Meskipun deepfake dapat digunakan untuk tujuan kreatif dan edukasi, penggunaannya yang tidak bertanggung jawab dapat menimbulkan masalah serius seperti penyebaran informasi palsu dan pelanggaran privasi.

Contoh-contoh penyalahgunaan teknologi deepfake adalah membuat video palsu untuk manipulasi politik yang menampilkan politisi melakukan tindakan atau mengatakan hal-hal yang tidak pernah mereka lakukan atau katakan.

Menciptakan konten pornografi yang melibatkan orang tanpa persetujuan mereka, dan yang terakhir, memalsukan video atau audio untuk menipu orang lain atau biasa disebut juga sebagai penipuan identitas.

Bagaimana kronologi kasus deepfake di Korea Selatan?

Menurut laporan New York Times di Seoul, kasus ini dimulai ketika pihak berwenang di Korea Selatan menyelidiki lonjakan gambar dan klip video eksplisit seksual yang telah menyebar secara online.

Hal ini dilakukan setelah media lokal melaporkan penyebaran konten-konten yang dibuat menggunakan aplikasi deepfake. 

Ada sekitar 118 laporan video deepfake menyebabkan polisi akhirnya menahan tujuh tersangka laki-laki, enam di antaranya remaja.

Para pemuda dikatakan mencuri gambar media sosial dari teman sekelas perempuan, guru, dan tetangga, dan kemudian menggunakannya untuk membuat materi seksual eksplisit sebelum mengedarkannya di ruang obrolan di aplikasi pesan instan Telegram.

Kejahatan tersebut memicu kepanikan di antara banyak wanita di Korea Selatan, dan Presiden Yoon Suk Yeol mendesak pihak berwenang untuk memberantas pelecehan seksual digital.

“Banyak korban adalah anak di bawah umur dan sebagian besar pelakunya adalah remaja,” kata Presiden Yoon selama rapat kabinet.

Yoon juga mengatakan banyak dari mereka yang menganggap ini sebagai ‘lelucon’, namun sebenarnya ini adalah tindakan kriminal dengan menggunakan teknologi.

Peningkatan tajam penggunaan teknologi deepfake di Korea Selatan menjadi berita utama di negara itu setelah media menemukan saluran Telegram di mana siswi sekolah menengah dan mahasiswi universitas banyak yang menjadi korban.

Bukan hanya warga biasa?


Laporan Security Hero 2023 mengungkapkan sekitar 53% korban deepfake global berasal dari Korsel, dengan penyanyi dan aktris sebagai target utama.

Beberapa agensi aktris terkenal seperti BLACKPINK dan (G)-IDLE ikut buka suara soal kasus kejahatan pornografi dengan teknologi deepfake.

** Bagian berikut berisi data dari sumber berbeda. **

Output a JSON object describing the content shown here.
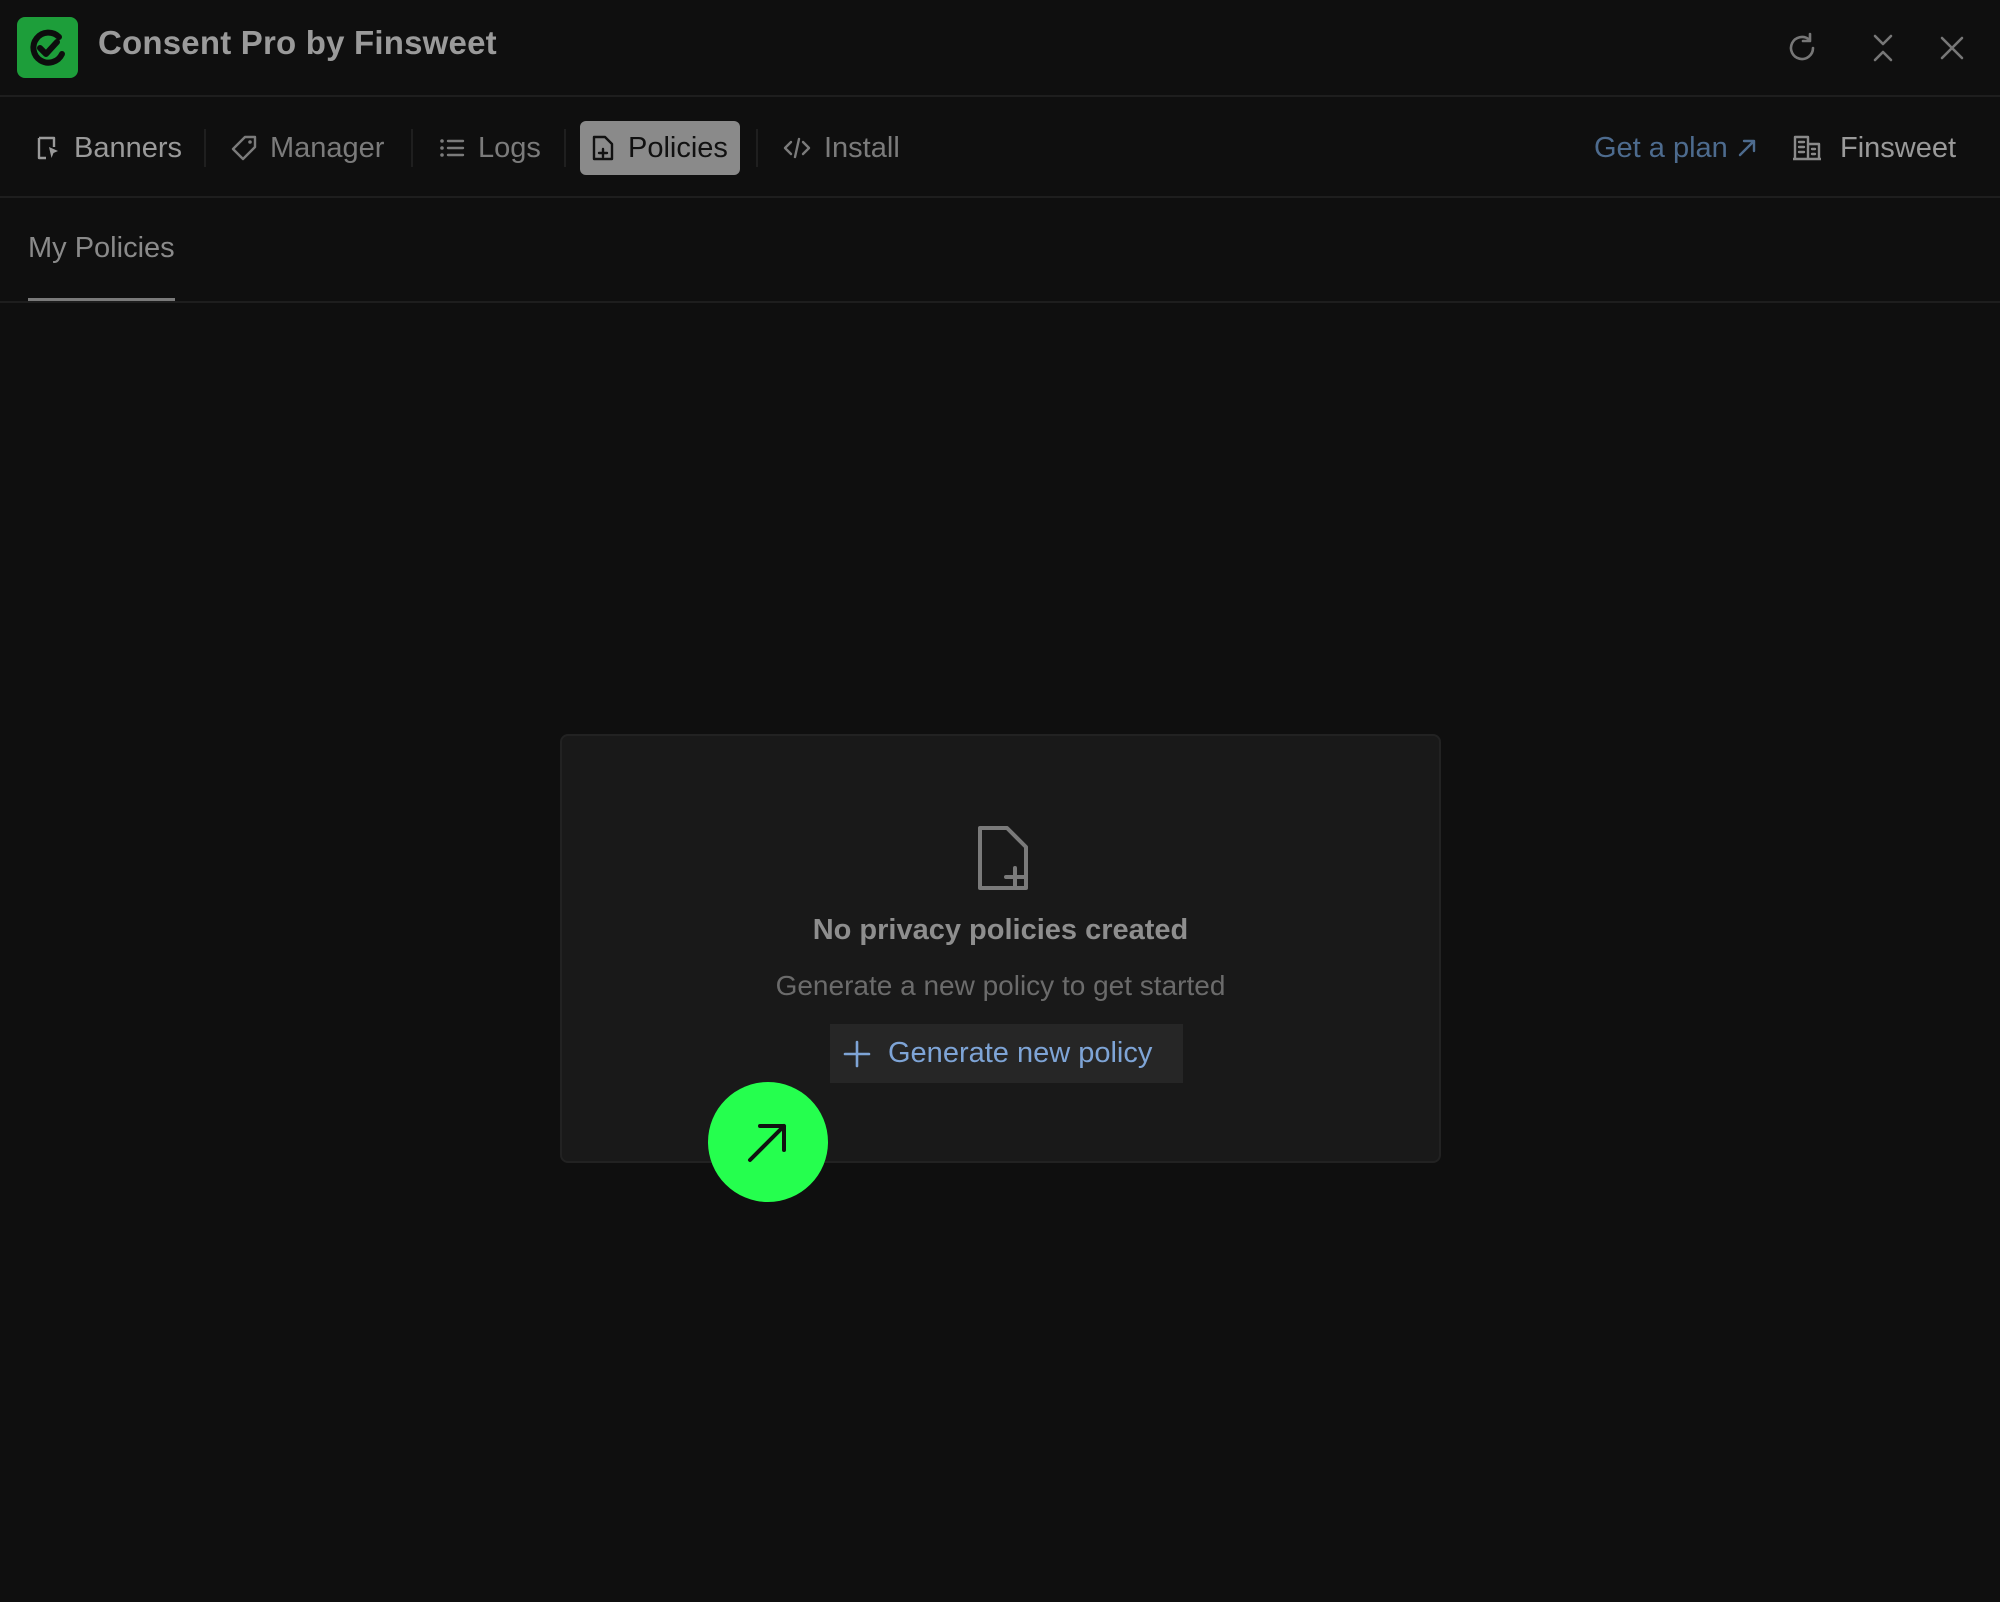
{
  "app": {
    "title": "Consent Pro by Finsweet",
    "brand_color": "#1d9e3a"
  },
  "window_controls": {
    "refresh": "refresh-icon",
    "collapse": "collapse-icon",
    "close": "close-icon"
  },
  "nav": {
    "items": [
      {
        "label": "Banners",
        "icon": "banner-icon"
      },
      {
        "label": "Manager",
        "icon": "tag-icon"
      },
      {
        "label": "Logs",
        "icon": "list-icon"
      },
      {
        "label": "Policies",
        "icon": "document-icon",
        "active": true
      },
      {
        "label": "Install",
        "icon": "code-icon"
      }
    ],
    "get_plan": "Get a plan",
    "workspace": "Finsweet"
  },
  "subtabs": {
    "items": [
      {
        "label": "My Policies",
        "active": true
      }
    ]
  },
  "empty_state": {
    "icon": "file-plus-icon",
    "heading": "No privacy policies created",
    "description": "Generate a new policy to get started",
    "button_label": "Generate new policy"
  },
  "overlay": {
    "icon": "arrow-up-right-icon",
    "color": "#25ff4e"
  }
}
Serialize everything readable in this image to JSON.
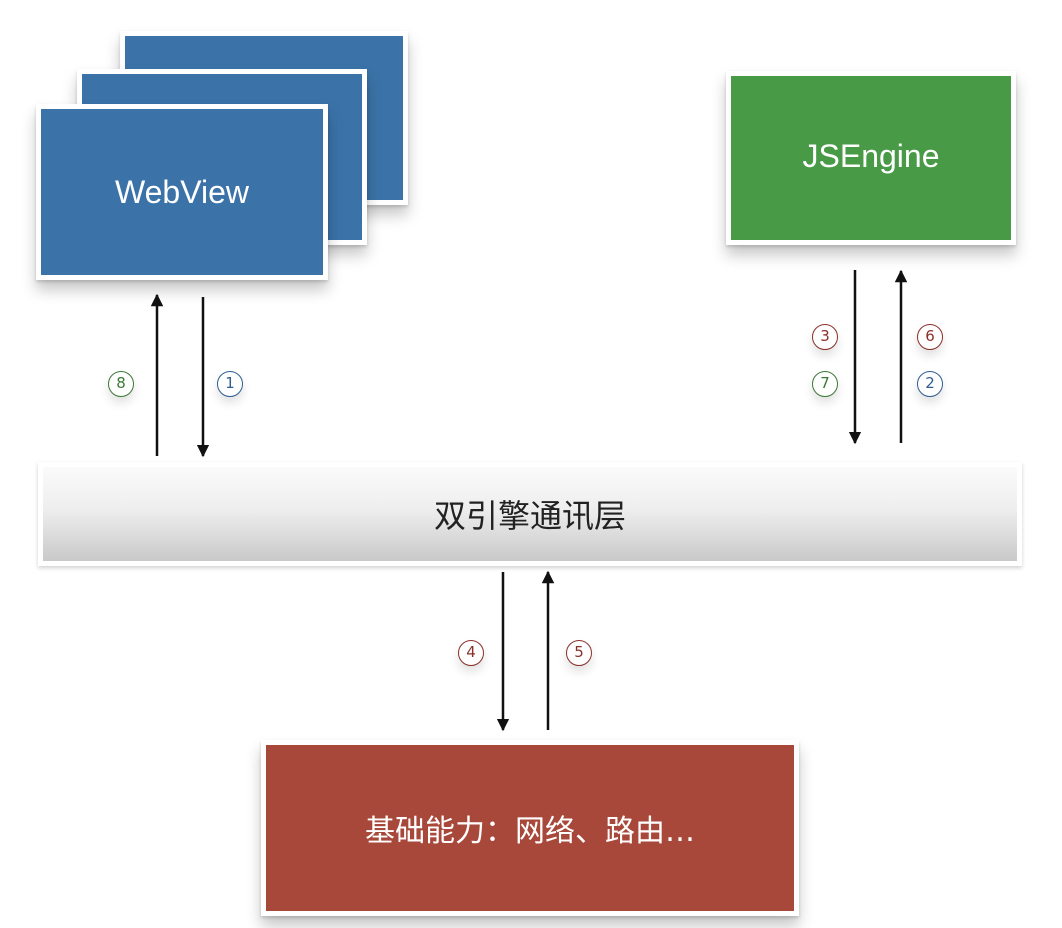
{
  "webview": {
    "label": "WebView"
  },
  "jsengine": {
    "label": "JSEngine"
  },
  "bridge": {
    "label": "双引擎通讯层"
  },
  "base": {
    "label": "基础能力：网络、路由…"
  },
  "steps": [
    "1",
    "2",
    "3",
    "4",
    "5",
    "6",
    "7",
    "8"
  ],
  "colors": {
    "webview": "#3b73a8",
    "jsengine": "#489a47",
    "base": "#a8483a",
    "badge_green": "#3a7a34",
    "badge_blue": "#2f5d92",
    "badge_red": "#8b2f2a"
  }
}
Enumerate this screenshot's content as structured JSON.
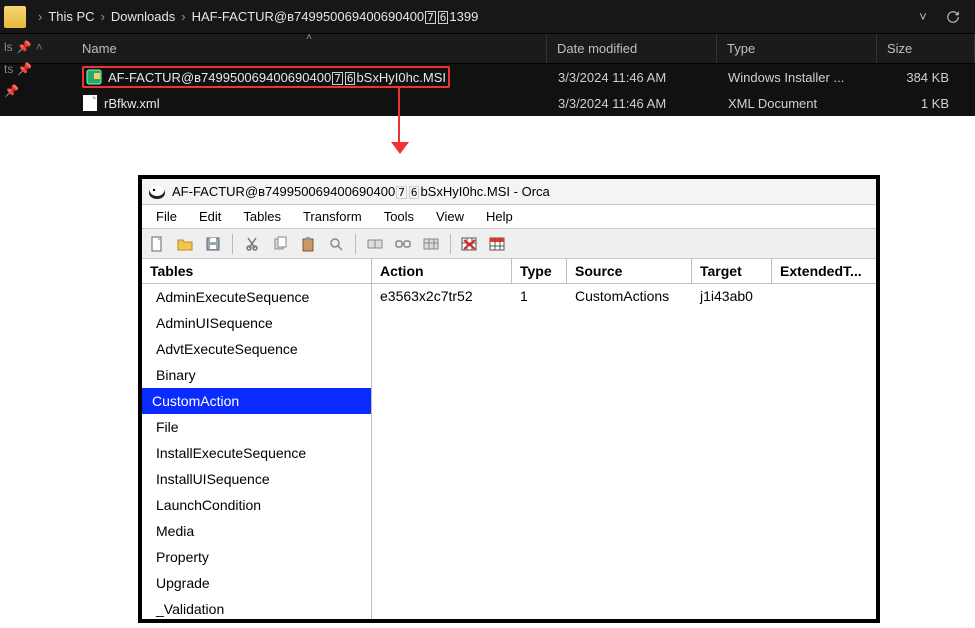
{
  "explorer": {
    "breadcrumb": {
      "pc": "This PC",
      "downloads": "Downloads",
      "folder_prefix": "HAF-FACTUR@в749950069400690400",
      "folder_box1": "7",
      "folder_box2": "6",
      "folder_suffix": "1399"
    },
    "columns": {
      "name": "Name",
      "date": "Date modified",
      "type": "Type",
      "size": "Size"
    },
    "sidebar": {
      "item1": "ls",
      "item2": "ts"
    },
    "rows": [
      {
        "name_prefix": "AF-FACTUR@в749950069400690400",
        "name_box1": "7",
        "name_box2": "6",
        "name_suffix": "bSxHyI0hc.MSI",
        "date": "3/3/2024 11:46 AM",
        "type": "Windows Installer ...",
        "size": "384 KB",
        "highlighted": true,
        "icon": "msi"
      },
      {
        "name_prefix": "rBfkw.xml",
        "name_box1": "",
        "name_box2": "",
        "name_suffix": "",
        "date": "3/3/2024 11:46 AM",
        "type": "XML Document",
        "size": "1 KB",
        "highlighted": false,
        "icon": "xml"
      }
    ]
  },
  "orca": {
    "title_prefix": "AF-FACTUR@в749950069400690400",
    "title_box1": "7",
    "title_box2": "6",
    "title_mid": "bSxHyI0hc.MSI",
    "title_app": " - Orca",
    "menu": {
      "file": "File",
      "edit": "Edit",
      "tables": "Tables",
      "transform": "Transform",
      "tools": "Tools",
      "view": "View",
      "help": "Help"
    },
    "left_header": "Tables",
    "tables": [
      "AdminExecuteSequence",
      "AdminUISequence",
      "AdvtExecuteSequence",
      "Binary",
      "CustomAction",
      "File",
      "InstallExecuteSequence",
      "InstallUISequence",
      "LaunchCondition",
      "Media",
      "Property",
      "Upgrade",
      "_Validation"
    ],
    "selected_table": "CustomAction",
    "grid_headers": {
      "action": "Action",
      "type": "Type",
      "source": "Source",
      "target": "Target",
      "ext": "ExtendedT..."
    },
    "grid_row": {
      "action": "e3563x2c7tr52",
      "type": "1",
      "source": "CustomActions",
      "target": "j1i43ab0",
      "ext": ""
    }
  }
}
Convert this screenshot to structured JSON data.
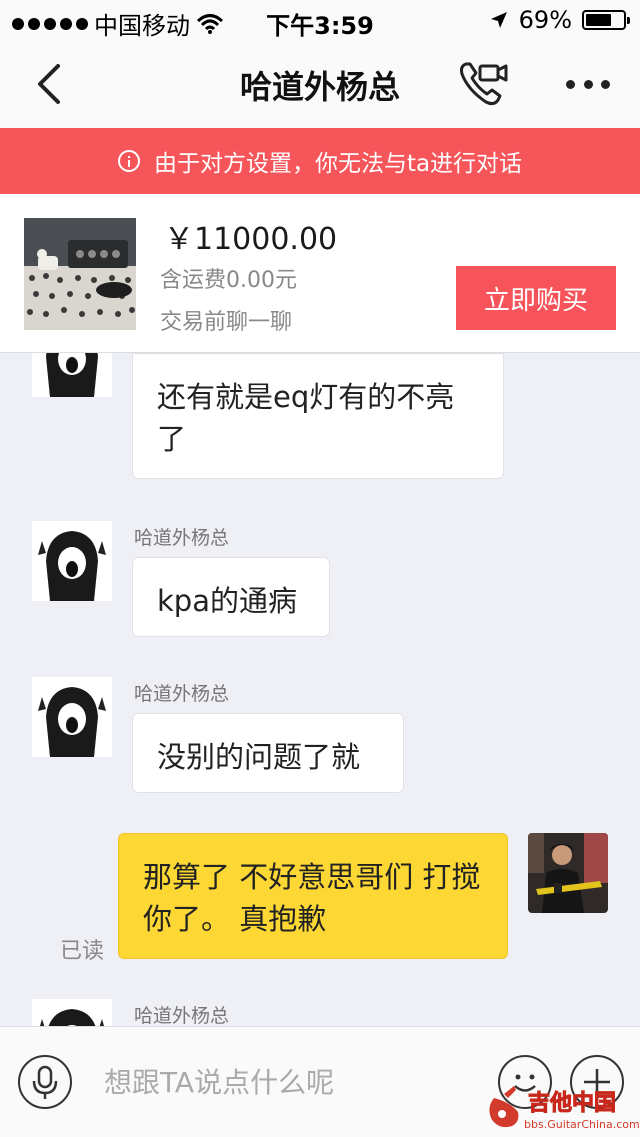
{
  "status_bar": {
    "carrier": "中国移动",
    "time": "下午3:59",
    "battery": "69%",
    "battery_level": 0.69
  },
  "nav": {
    "title": "哈道外杨总",
    "back_icon": "chevron-left-icon",
    "call_icon": "phone-video-icon",
    "more_icon": "more-dots-icon"
  },
  "notice": {
    "text": "由于对方设置，你无法与ta进行对话",
    "color": "#f6565a"
  },
  "product": {
    "price": "￥11000.00",
    "shipping": "含运费0.00元",
    "chat_hint": "交易前聊一聊",
    "buy_label": "立即购买",
    "accent": "#f6545a"
  },
  "messages": [
    {
      "from": "other",
      "sender": "",
      "text": "还有就是eq灯有的不亮了"
    },
    {
      "from": "other",
      "sender": "哈道外杨总",
      "text": "kpa的通病"
    },
    {
      "from": "other",
      "sender": "哈道外杨总",
      "text": "没别的问题了就"
    },
    {
      "from": "me",
      "text": "那算了 不好意思哥们 打搅你了。 真抱歉",
      "status": "已读"
    },
    {
      "from": "other",
      "sender": "哈道外杨总",
      "text": ""
    }
  ],
  "input": {
    "placeholder": "想跟TA说点什么呢",
    "voice_icon": "microphone-icon",
    "emoji_icon": "emoji-icon",
    "plus_icon": "plus-icon"
  },
  "watermark": {
    "text": "吉他中国",
    "subtext": "bbs.GuitarChina.com"
  }
}
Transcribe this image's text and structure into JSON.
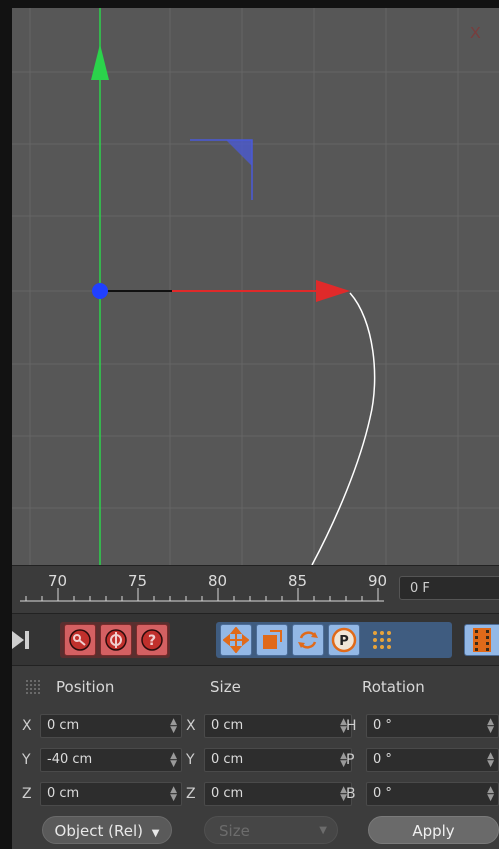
{
  "viewport": {
    "close_glyph": "X"
  },
  "timeline": {
    "ticks": [
      "70",
      "75",
      "80",
      "85",
      "90"
    ],
    "frame_value": "0 F"
  },
  "toolbar": {
    "icons": [
      "go-to-end-icon",
      "record-keys-icon",
      "autokey-icon",
      "help-icon",
      "move-icon",
      "scale-icon",
      "rotate-icon",
      "param-icon",
      "dots-icon",
      "film-icon"
    ]
  },
  "panel": {
    "headers": {
      "position": "Position",
      "size": "Size",
      "rotation": "Rotation"
    },
    "rows": [
      {
        "pos_label": "X",
        "pos_value": "0 cm",
        "size_label": "X",
        "size_value": "0 cm",
        "rot_label": "H",
        "rot_value": "0 °"
      },
      {
        "pos_label": "Y",
        "pos_value": "-40 cm",
        "size_label": "Y",
        "size_value": "0 cm",
        "rot_label": "P",
        "rot_value": "0 °"
      },
      {
        "pos_label": "Z",
        "pos_value": "0 cm",
        "size_label": "Z",
        "size_value": "0 cm",
        "rot_label": "B",
        "rot_value": "0 °"
      }
    ],
    "mode_select": "Object (Rel)",
    "size_select": "Size",
    "apply_label": "Apply"
  },
  "colors": {
    "y_axis": "#2bd34b",
    "x_axis": "#e02a2a",
    "origin": "#2040ff",
    "gizmo": "#4a5ad8",
    "spline": "#ffffff"
  }
}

Melansir Korea JoongAng Daily, YG Entertainment, agensi yang menaungi BLACKPINK hingga BabyMonster, menyatakan akan mengambil langkah hukum terhadap video deepfake dengan wajah idol mereka. 

“Kami akan mengambil tindakan terus menerus dan tegas terhadap semua pelanggaran hukum yang terjadi terhadap hak artis kami,” ujar YG Entertainment.

Agensi (G)-IDLE, Cube Entertainment, kemudian merilis pernyataan serupa. 

“Video deepfake jahat yang menyebar secara online sangat merusak reputasi artis kami dan berdampak kepada mental yang parah. Kami mengumpulkan semua data terkait serta akan mengambil tindakan hukum yang tegas tanpa keringanan.”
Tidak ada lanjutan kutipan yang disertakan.